Adios, iglesia tradicional (1/2)

En el mundo entero, poco a poco se viene modificando la expresión de la presencia de la mujer en el concierto tan polifónico de la vida, con evidente importancia social. Ciertas naciones o grupos sociales han heredado, además, de una excelente dirección política femenina: en India, Alemania, Dinamarca, Ruanda… Dentro de esa categoría, un grupo social que sufre de evidente retraso social y cultural es la Iglesia Católica. En el capítulo de la femineidad, algo ha hecho la Iglesia, sobre todo en los últimos quince años, pero mucho le queda por hacer. A esto quiero dedicar las breves líneas que vienen a continuación. Con sencillez y respeto, sin timidez ni mojigatería.
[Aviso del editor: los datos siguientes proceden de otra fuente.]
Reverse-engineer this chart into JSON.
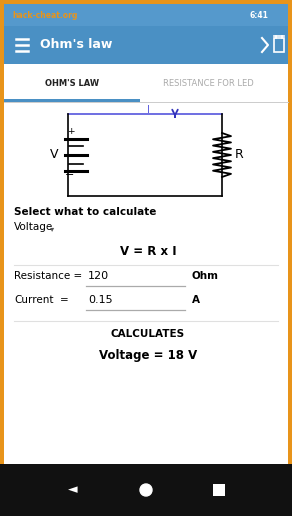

Una teóloga norteamericana muy conocida, Rosemary Radford Ruether, escribía un análisis agudo hace veinte años ya, en el momento más pesado del conservadurismo del papa Juan Pablo II. La revista jesuítica suiza, “Orientación” (en alemán), recibía sus comentarios: “El gobierno de la Iglesia es una construcción histórica influenciada por los sistemas políticos existentes y no puede ser considerado como instalado por Dios. En cuanto teólogas y teólogos, por lo menos deberíamos tener la posibilidad de preguntarnos si una organización democrática no sería más adaptada para una comunidad de creyentes que un modelo de gobierno recibido del imperialismo romano, de la feudalidad medieval o del absolutismo del Renacimiento”.
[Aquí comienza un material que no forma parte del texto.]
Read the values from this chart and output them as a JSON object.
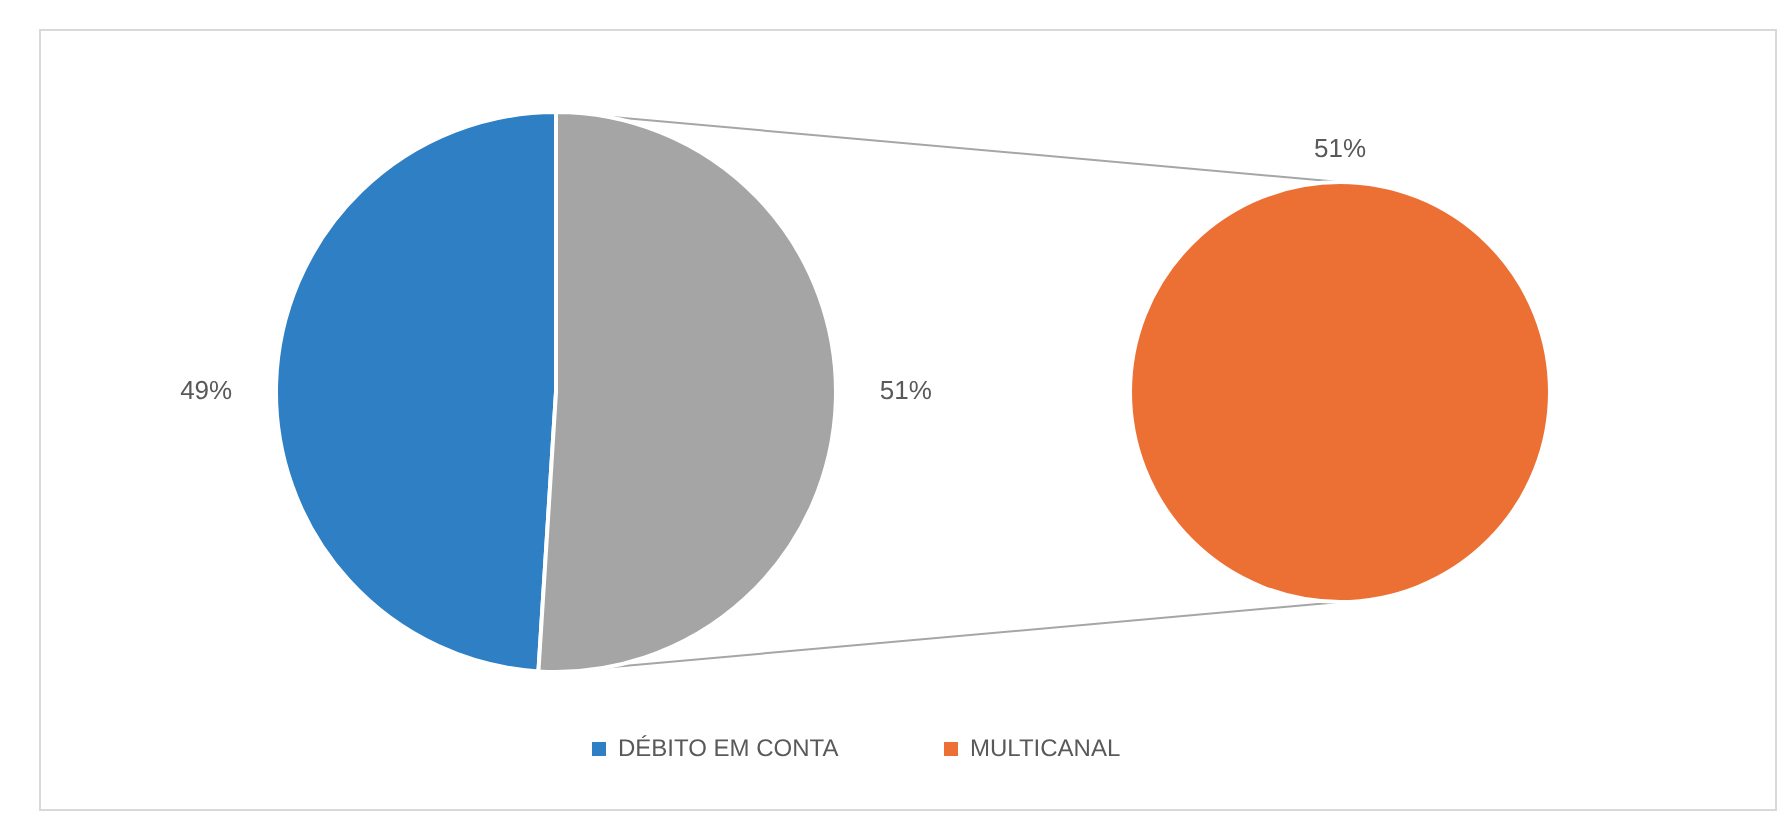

No se puede negar que los factores evocados por Ruether se aplican todavía a nuestra Iglesia. Los roles de “obispo” y “sacerdote” nacieron en el siglo III, o sea doscientos años después de Jesús. Esto no quiere decir que dichas funciones fueran necesariamente malas. Pero son el ruto de la percepción de un momento de la Iglesia. Una organización que casi no cambia a lo largo de dos mil años tendría que aparecer, a priori, como discutible. Si las funciones ya no contestan a nuestras necesidades, o están en contradicción con motivos importantes del evangelio de Jesús, deberían ser sometidas a examen crítico. Trabajo difícil, indiscutiblemente. Pero ya se ha comenzado a llevar a la palestra. El papa Francisco, con extraordinaria libertad, alienta la esperanza.